2
votes

Let's say I have a collaboration diagram that models a process named CheckMessage which is quite complex and spans over few lanes and pools. Now I would like to model another process, e.g. CreateMessage which would make use of the previous process to check first if message doesn't exist already or if all its fields are valid, etc.

The thing is, that both processes make use of the same swimlanes and pools. What is the proper way to model such interactions? I was thinking to model CheckMessage as a sub-process of CreateMessage, however sub-processes can't be attached to pools or lanes - if I understand it correctly they just stay within a lane of activity which invoked them.
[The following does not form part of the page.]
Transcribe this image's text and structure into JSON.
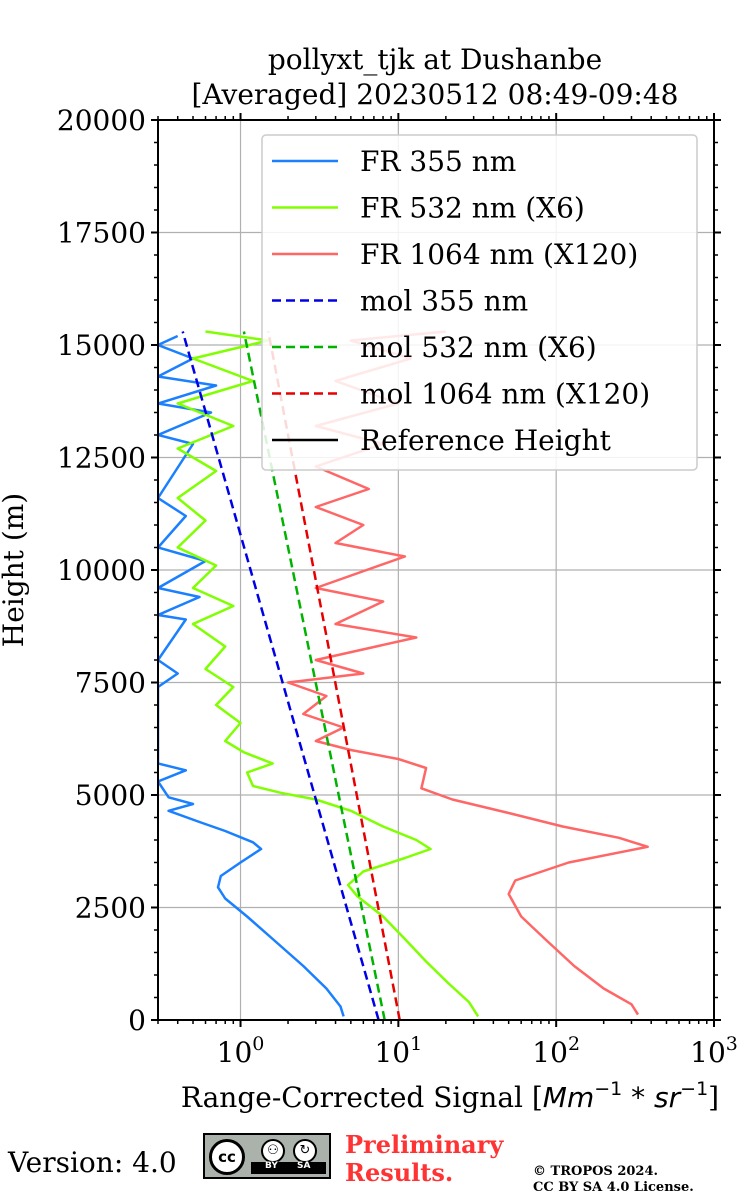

Can a Call Activity encapsulate such beahviour (cross pools and lanes)? Or can I somehow reference the CheckMessage diagram as a whole?

Thanks in advance.

1

1 Answers

0
votes

I could think of the following approaches:

  1. Using Diagram Reference: This is used quite often when you want to switch easily to the more complex part. The disadvantage is that, unlike Fragments in SDs, you do not have ways to really connect flows in and out of referenced diagrams.
  2. Repeating parts of the process: here you just pick those actions from the complex process which ought to interact with the other process. You can highlight that by putting a boundary around these and adding a diagram reference as described above.
  3. Call Activity: This is another valid way. Here you have an activity which you instantiate as action. The advantage here is that you can add pins for input and output parameters.

I guess there is no silver bullet and you have to choose what is appropriate in each case.

Edit Regarding #3 it looks like that:

enter image description here

(this is an example and not to be used in practice) The Action to the right is an instance of the Activity as you can see by Ctrl-L (show parent).